Panoramica della professione: Consulente finanziario per startup
Il Consulente finanziario per startup è una figura altamente specializzata che supporta le giovani imprese innovative nella pianificazione, gestione e ottimizzazione delle risorse finanziarie. Questo professionista aiuta le startup a strutturare strategie di fundraising, a dialogare con investitori e venture capital, e a costruire modelli finanziari sostenibili in un contesto di elevata incertezza e rapido cambiamento.
Operando sia come libero professionista sia all’interno di società di consulenza, incubatori o acceleratori, il consulente finanziario per startup riveste un ruolo cruciale nello sviluppo del business model e nell’individuazione delle migliori fonti di finanziamento, pubbliche e private. Grazie alla sua esperienza, accompagna i founder durante le fasi di seed, round di investimento e scale-up, fornendo analisi di scenario e valutazioni economico-finanziarie indispensabili per la crescita.

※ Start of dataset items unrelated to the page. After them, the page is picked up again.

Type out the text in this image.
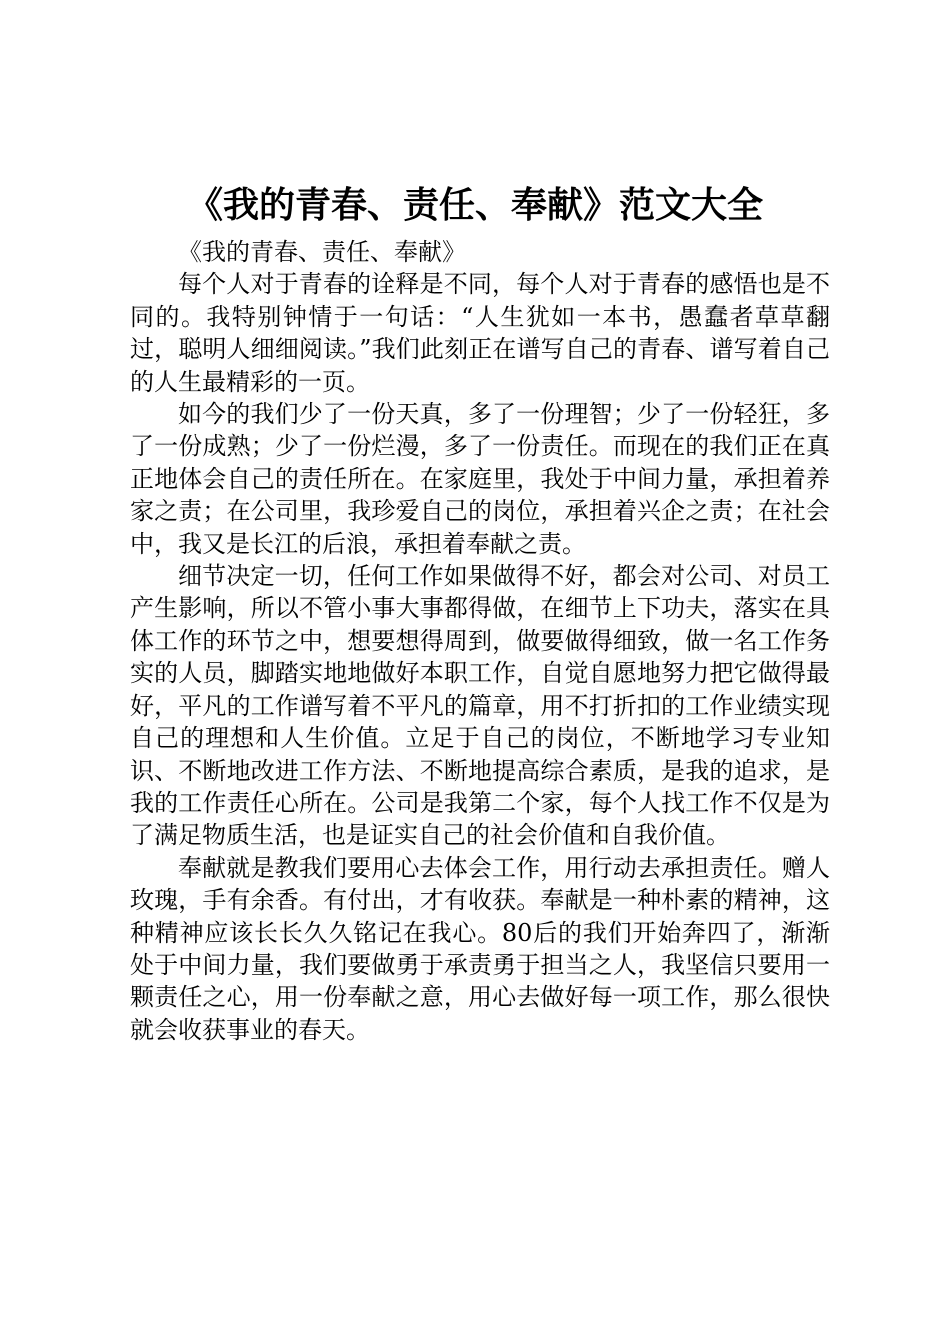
《我的青春、责任、奉献》范文大全

《我的青春、责任、奉献》

每个人对于青春的诠释是不同，每个人对于青春的感悟也是不同的。我特别钟情于一句话：“人生犹如一本书，愚蠢者草草翻过，聪明人细细阅读。”我们此刻正在谱写自己的青春、谱写着自己的人生最精彩的一页。

如今的我们少了一份天真，多了一份理智；少了一份轻狂，多了一份成熟；少了一份烂漫，多了一份责任。而现在的我们正在真正地体会自己的责任所在。在家庭里，我处于中间力量，承担着养家之责；在公司里，我珍爱自己的岗位，承担着兴企之责；在社会中，我又是长江的后浪，承担着奉献之责。

细节决定一切，任何工作如果做得不好，都会对公司、对员工产生影响，所以不管小事大事都得做，在细节上下功夫，落实在具体工作的环节之中，想要想得周到，做要做得细致，做一名工作务实的人员，脚踏实地地做好本职工作，自觉自愿地努力把它做得最好，平凡的工作谱写着不平凡的篇章，用不打折扣的工作业绩实现自己的理想和人生价值。立足于自己的岗位，不断地学习专业知识、不断地改进工作方法、不断地提高综合素质，是我的追求，是我的工作责任心所在。公司是我第二个家，每个人找工作不仅是为了满足物质生活，也是证实自己的社会价值和自我价值。

奉献就是教我们要用心去体会工作，用行动去承担责任。赠人玫瑰，手有余香。有付出，才有收获。奉献是一种朴素的精神，这种精神应该长长久久铭记在我心。80后的我们开始奔四了，渐渐处于中间力量，我们要做勇于承责勇于担当之人，我坚信只要用一颗责任之心，用一份奉献之意，用心去做好每一项工作，那么很快就会收获事业的春天。
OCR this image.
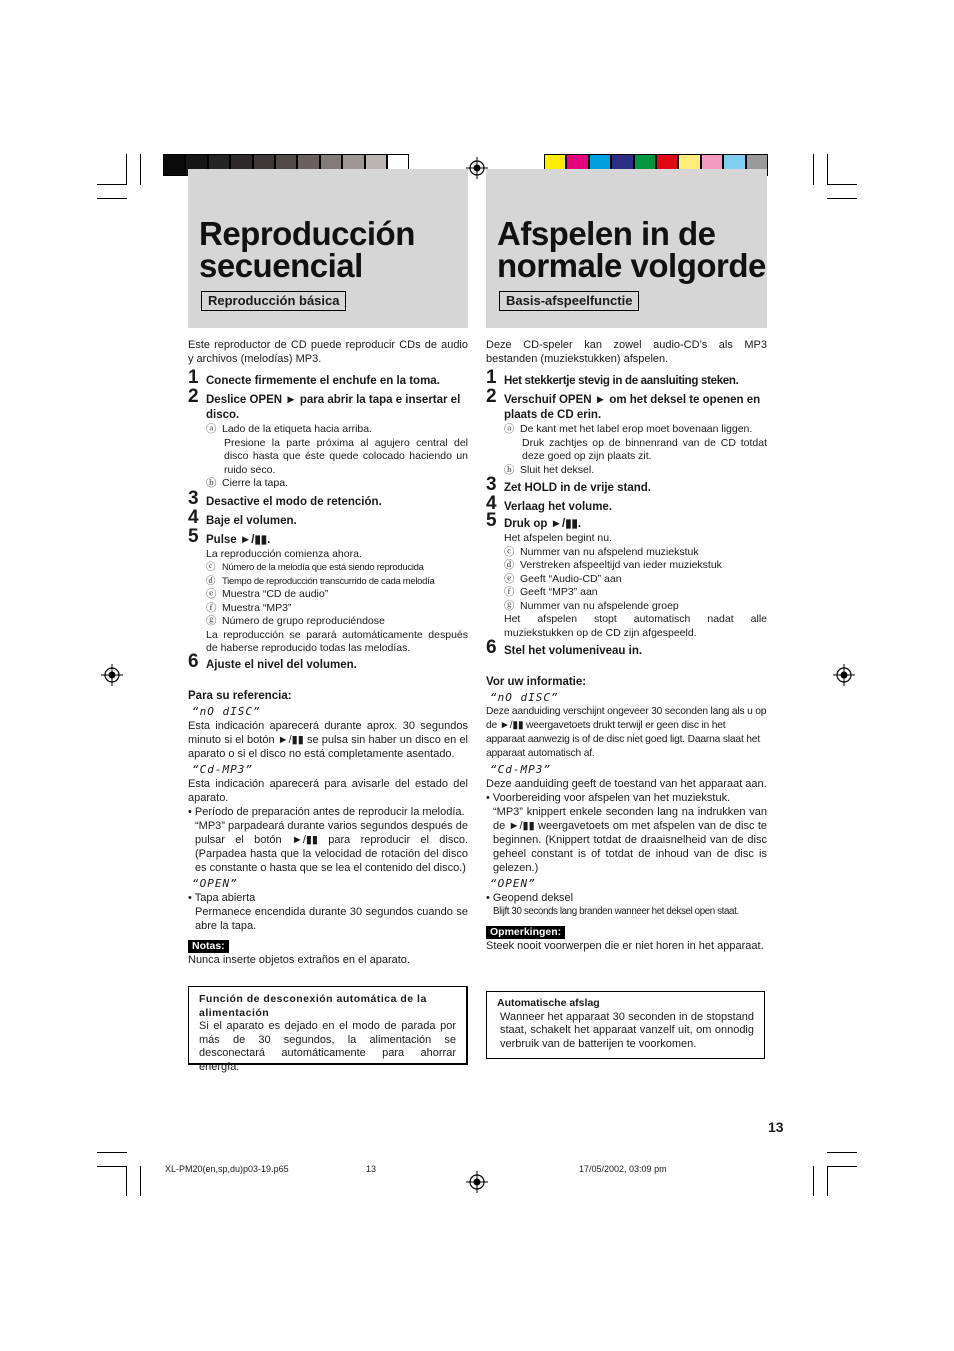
Reproducción
secuencial
Reproducción básica
Afspelen in de
normale volgorde
Basis-afspeelfunctie

Este reproductor de CD puede reproducir CDs de audio y archivos (melodías) MP3.

1 Conecte firmemente el enchufe en la toma.
2 Deslice OPEN ► para abrir la tapa e insertar el disco.
ⓐ Lado de la etiqueta hacia arriba.
Presione la parte próxima al agujero central del disco hasta que éste quede colocado haciendo un ruido seco.
ⓑ Cierre la tapa.
3 Desactive el modo de retención.
4 Baje el volumen.
5 Pulse ►/▮▮.
La reproducción comienza ahora.
ⓒ Número de la melodía que está siendo reproducida
ⓓ Tiempo de reproducción transcurrido de cada melodía
ⓔ Muestra “CD de audio”
ⓕ Muestra “MP3”
ⓖ Número de grupo reproduciéndose
La reproducción se parará automáticamente después de haberse reproducido todas las melodías.
6 Ajuste el nivel del volumen.
Para su referencia:
“nO dISC”

Esta indicación aparecerá durante aprox. 30 segundos minuto si el botón ►/▮▮ se pulsa sin haber un disco en el aparato o si el disco no está completamente asentado.

“Cd-MP3”

Esta indicación aparecerá para avisarle del estado del aparato.

• Período de preparación antes de reproducir la melodía.

“MP3” parpadeará durante varios segundos después de pulsar el botón ►/▮▮ para reproducir el disco. (Parpadea hasta que la velocidad de rotación del disco es constante o hasta que se lea el contenido del disco.)

“OPEN”

• Tapa abierta

Permanece encendida durante 30 segundos cuando se abre la tapa.

Notas:

Nunca inserte objetos extraños en el aparato.

Función de desconexión automática de la alimentación
Si el aparato es dejado en el modo de parada por más de 30 segundos, la alimentación se desconectará automáticamente para ahorrar energía.

Deze CD-speler kan zowel audio-CD’s als MP3 bestanden (muziekstukken) afspelen.

1 Het stekkertje stevig in de aansluiting steken.
2 Verschuif OPEN ► om het deksel te openen en plaats de CD erin.
ⓐ De kant met het label erop moet bovenaan liggen.
Druk zachtjes op de binnenrand van de CD totdat deze goed op zijn plaats zit.
ⓑ Sluit het deksel.
3 Zet HOLD in de vrije stand.
4 Verlaag het volume.
5 Druk op ►/▮▮.
Het afspelen begint nu.
ⓒ Nummer van nu afspelend muziekstuk
ⓓ Verstreken afspeeltijd van ieder muziekstuk
ⓔ Geeft “Audio-CD” aan
ⓕ Geeft “MP3” aan
ⓖ Nummer van nu afspelende groep
Het afspelen stopt automatisch nadat alle muziekstukken op de CD zijn afgespeeld.
6 Stel het volumeniveau in.
Vor uw informatie:
“nO dISC”

Deze aanduiding verschijnt ongeveer 30 seconden lang als u op de ►/▮▮ weergavetoets drukt terwijl er geen disc in het apparaat aanwezig is of de disc niet goed ligt. Daarna slaat het apparaat automatisch af.

“Cd-MP3”

Deze aanduiding geeft de toestand van het apparaat aan.

• Voorbereiding voor afspelen van het muziekstuk.

“MP3” knippert enkele seconden lang na indrukken van de ►/▮▮ weergavetoets om met afspelen van de disc te beginnen. (Knippert totdat de draaisnelheid van de disc geheel constant is of totdat de inhoud van de disc is gelezen.)

“OPEN”

• Geopend deksel

Blijft 30 seconds lang branden wanneer het deksel open staat.

Opmerkingen:

Steek nooit voorwerpen die er niet horen in het apparaat.

Automatische afslag
Wanneer het apparaat 30 seconden in de stopstand staat, schakelt het apparaat vanzelf uit, om onnodig verbruik van de batterijen te voorkomen.
13
XL-PM20(en,sp,du)p03-19.p65	13	17/05/2002, 03:09 pm
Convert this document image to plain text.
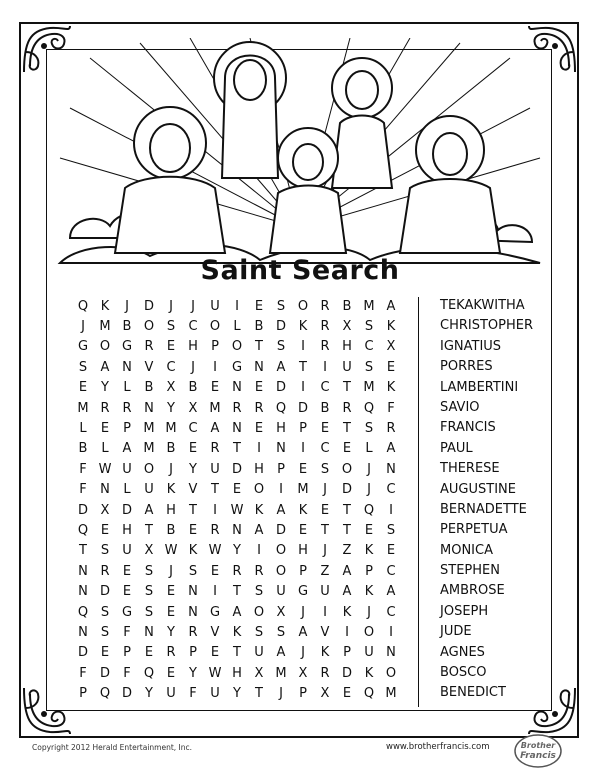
Saint Search
Q K	J	D	J	J	U	I	E	S O R	B M A
J	M B O S	C O	L	B D K	R	X	S	K
G O G R	E	H	P O T	S	I	R H C	X
S	A N V	C	J	I	G N A	T	I	U	S	E
E	Y	L	B	X	B	E	N	E D	I	C	T M K
M R R N	Y	X M R R Q D B	R Q	F
L	E	P M M C	A N	E	H	P	E	T	S	R
B	L	A M B	E	R	T	I	N	I	C	E	L	A
F W U O	J	Y	U D H	P	E	S O	J	N
F	N	L	U K	V	T	E O	I	M	J	D	J	C
D X D A H	T	I	W K	A	K	E	T Q	I
Q E	H	T	B	E	R N A D E	T	T	E	S
T	S	U X W K W Y	I	O H	J	Z	K	E
N R	E	S	J	S	E	R R O P	Z	A	P	C
N D E	S	E	N	I	T	S	U G U A	K	A
Q S G S	E	N G A O X	J	I	K	J	C
N	S	F	N	Y	R	V	K	S	S	A	V	I	O	I
D E	P	E	R	P	E	T	U A	J	K	P	U N
F	D	F	Q E	Y W H X M X	R D K O
P Q D	Y	U	F	U	Y	T	J	P	X	E Q M
TEKAKWITHA
CHRISTOPHER
IGNATIUS
PORRES
LAMBERTINI
SAVIO
FRANCIS
PAUL
THERESE
AUGUSTINE
BERNADETTE
PERPETUA
MONICA
STEPHEN
AMBROSE
JOSEPH
JUDE
AGNES
BOSCO
BENEDICT
Copyright 2012 Herald Entertainment, Inc.	www.brotherfrancis.com	Brother
Francis
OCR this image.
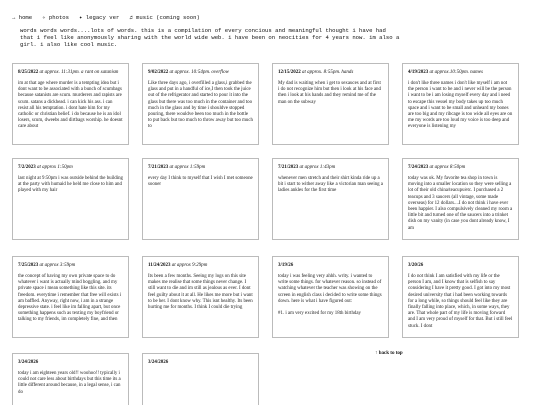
→ home ✧ photos ✦ legacy ver ♬ music (coming soon)

words words words....lots of words. this is a compilation of every concious and meaningful thought i have had that i feel like anonymously sharing with the world wide web. i have been on neocities for 4 years now. im also a girl. i also like cool music.

8/25/2022 at approx. 11:31pm. a rant on satanism
im at that age where murder is a tempting idea but i dont want to be associated with a bunch of scumbags because satanists are scum. murderers and rapists are scum. satans a dickhead. i can kick his ass. i can resist all his temptation. i dont hate him for my catholic or christian belief. i do because he is an idol losers, scum, dweebs and dirtbags worship. he doesnt care about
9/02/2022 at approx. 10:54pm. overflow
Like three days ago, i overfilled a glass,i grabbed the glass and put in a handful of ice,I then took the juice out of the refrigerator and started to pour it into the glass but there was too much in the container and too much in the glass and by time i shouldve stopped pouring, there wouldve been too much in the bottle to put back but too much to throw away but too much to
12/15/2022 at approx. 8:55pm. hands
My dad is waiting when i get to sexauces and at first i do not recognize him but then i look at his face and then i look at his hands and they remind me of the man on the subway
4/19/2023 at approx.10:50pm. names
i don't like three names i don't like myself i am not the person i want to be and i never will be the person i want to be i am losing myself every day and i need to escape this vessel my body takes up too much space and i want to be small and unheard my bones are too big and my ribcage is too wide all eyes are on me my words are too loud my voice is too deep and everyone is listening my
7/2/2023 at approx 1:50pm
last night at 9:50pm i was outside behind the building at the party with humaid he held me close to him and played with my hair
7/21/2023 at approx 1:59pm
every day I think to myself that I wish I met someone sooner
7/21/2023 at approx 1:43pm
whenever men stretch and their shirt kinda ride up a bit i start to wither away like a victorian man seeing a ladies ankles for the first time
7/24/2023 at approx 8:50pm
today was ok. My favorite tea shop in town is moving into a smaller location so they were selling a lot of their old china/teacups/etc. I purchased a 2 teacups and 3 saucers (all vintage, some made overseas) for 12 dollars....I do not think i have ever been happier. I also compulsively cleaned my room a little bit and turned one of the saucers into a trinket dish on my vanity (in case you dont already know, I am
7/25/2023 at approx 3:59pm
the concept of having my own private space to do whatever i want is actually mind boggling. and my private space i mean something like this site. its freedom. everytime i remember that free will exists i am baffled. Anyway, right now, i am in a strange depressive state. i feel like im falling apart, but once something happens such as texting my boyfriend or talking to my friends, im completely fine, and then
11/24/2023 at approx 9:29pm
Its been a few months. Seeing my logs on this site makes me realise that some things never change. I still want to die and im still as jealous as ever. I dont feel guilty about it at all. He likes me more but i want to be her. I dont know why. This isnt healthy. Its been hurting me for months. I think I could die trying
3/19/26
today i was feeling very ahhh. writy. i wanted to write some things. for whatever reason. so instead of watching whatever the teacher was showing on the screen in english class i decided to write some things down. here is what i have figured out:

#1. i am very excited for my 18th birthday
3/20/26
I do not think I am satisfied with my life or the person I am, and I know that is selfish to say considering I have it pretty good. I got into my most desired university that i had been working towards for a long while, so things should feel like they are finally falling into place, which, in some ways, they are. That whole part of my life is moving forward and I am very proud of myself for that. But i still feel stuck. I dont
3/24/2026
today i am eighteen years old!! woohoo!! typically i could not care less about birthdays but this time its a little different around because, in a legal sense, i can do
3/24/2026
↑ back to top
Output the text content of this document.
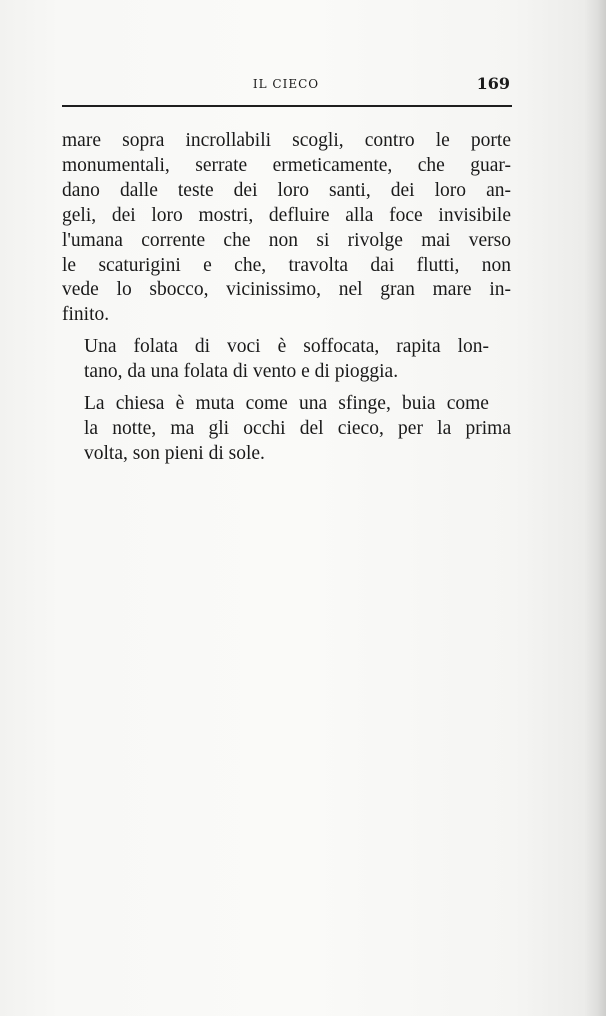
IL CIECO	169

mare sopra incrollabili scogli, contro le porte
monumentali, serrate ermeticamente, che guar-
dano dalle teste dei loro santi, dei loro an-
geli, dei loro mostri, defluire alla foce invisibile
l'umana corrente che non si rivolge mai verso
le scaturigini e che, travolta dai flutti, non
vede lo sbocco, vicinissimo, nel gran mare in-
finito.

Una folata di voci è soffocata, rapita lon-
tano, da una folata di vento e di pioggia.

La chiesa è muta come una sfinge, buia come
la notte, ma gli occhi del cieco, per la prima
volta, son pieni di sole.
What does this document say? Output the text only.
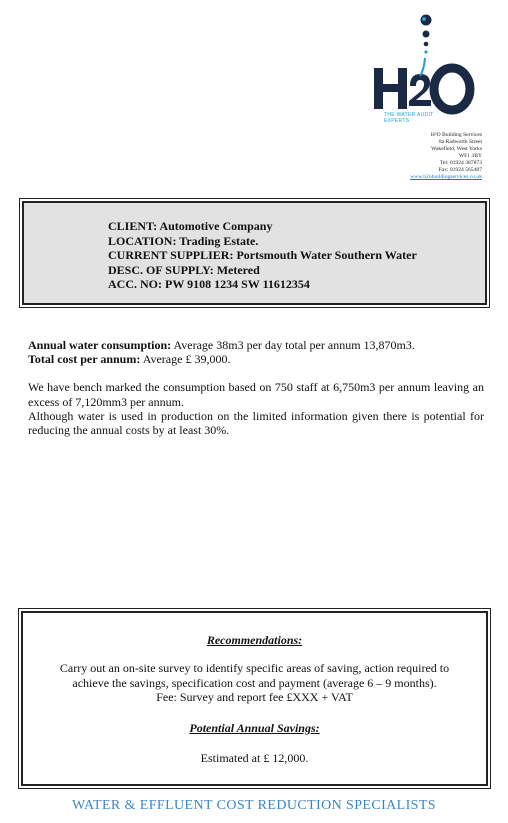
THE WATER AUDIT EXPERTS
H²O Building Services
8a Radworth Street
Wakefield, West Yorks
WF1 3BY
Tel: 01924 387873
Fax: 01924 565487
www.h2obuildingservices.co.uk
CLIENT: Automotive Company
LOCATION: Trading Estate.
CURRENT SUPPLIER: Portsmouth Water Southern Water
DESC. OF SUPPLY: Metered
ACC. NO: PW 9108 1234 SW 11612354

Annual water consumption: Average 38m3 per day total per annum 13,870m3.

Total cost per annum: Average £ 39,000.

We have bench marked the consumption based on 750 staff at 6,750m3 per annum leaving an excess of 7,120mm3 per annum.

Although water is used in production on the limited information given there is potential for reducing the annual costs by at least 30%.

Recommendations:
Carry out an on-site survey to identify specific areas of saving, action required to
achieve the savings, specification cost and payment (average 6 – 9 months).
Fee: Survey and report fee £XXX + VAT
Potential Annual Savings:
Estimated at £ 12,000.
WATER & EFFLUENT COST REDUCTION SPECIALISTS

Questa professione è sempre più richiesta nell’ecosistema italiano dell’innovazione, soprattutto nelle principali città come Milano, Torino, Roma e Bologna, dove si concentrano la maggior parte delle startup e fondi di investimento. Il consulente finanziario contribuisce a ridurre il rischio d’impresa, facilitando la sostenibilità a lungo termine e l’accesso a capitali indispensabili per lo sviluppo tecnologico e commerciale.
Il percorso ideale prevede una laurea in economia, finanza o ingegneria gestionale, integrata da un master postlaurea in finance, startup management o venture capital. La conoscenza approfondita di strumenti di valutazione aziendale, business planning e normative sulle startup innovative è fondamentale per eccellere in questo ruolo.
Cosa fa?
Attività e responsabilità principali: Consulente finanziario per startup
Redige piani finanziari dettagliati in linea con gli obiettivi di crescita della startup, proiettando ricavi, costi e fabbisogno di capitale. Analizza la sostenibilità economica delle strategie aziendali e valuta scenari di break-even.
Assiste i founder nella preparazione di pitch finanziari e nella selezione delle migliori fonti di finanziamento, tra cui venture capital, business angel e bandi pubblici. Gestisce la relazione con investitori e stakeholder durante tutte le fasi di raccolta capitali.
Effettua valutazioni economico-finanziarie della startup secondo metodi riconosciuti dal mercato, come discounted cash flow e multipli di settore. Coordina processi di due diligence richiesti da potenziali investitori o partner industriali.
Implementa strumenti e processi per il monitoraggio del cash flow, la gestione delle risorse e il controllo di budget. Consiglia sulle migliori pratiche per la riduzione dei costi e l’allocazione efficiente dei capitali raccolti.
Competenze e requisiti
Le skill richieste dal mercato del lavoro
Hard Skills
Soft Skills
Quanto guadagna e mercato del lavoro
Retribuzioni medie e trend occupazionali in Italia
La retribuzione del Consulente finanziario per startup in Italia varia in base all’esperienza, alla specializzazione e al network di contatti nell’ecosistema dell’innovazione. I compensi sono influenzati dalla complessità dei progetti, dalla presenza di success fee legate al fundraising e dall’area geografica, con le principali opportunità nelle grandi città e nei distretti tecnologici.
La professione è in crescita, trainata dall’espansione dell’ecosistema startup italiano e dall’aumento dei round di investimento (+15% di deal nel 2023 secondo Italian Tech). La digitalizzazione e il crescente ricorso a venture capital e bandi pubblici aumentano la richiesta di consulenti finanziari specializzati, soprattutto nelle aree urbane e nei poli di innovazione.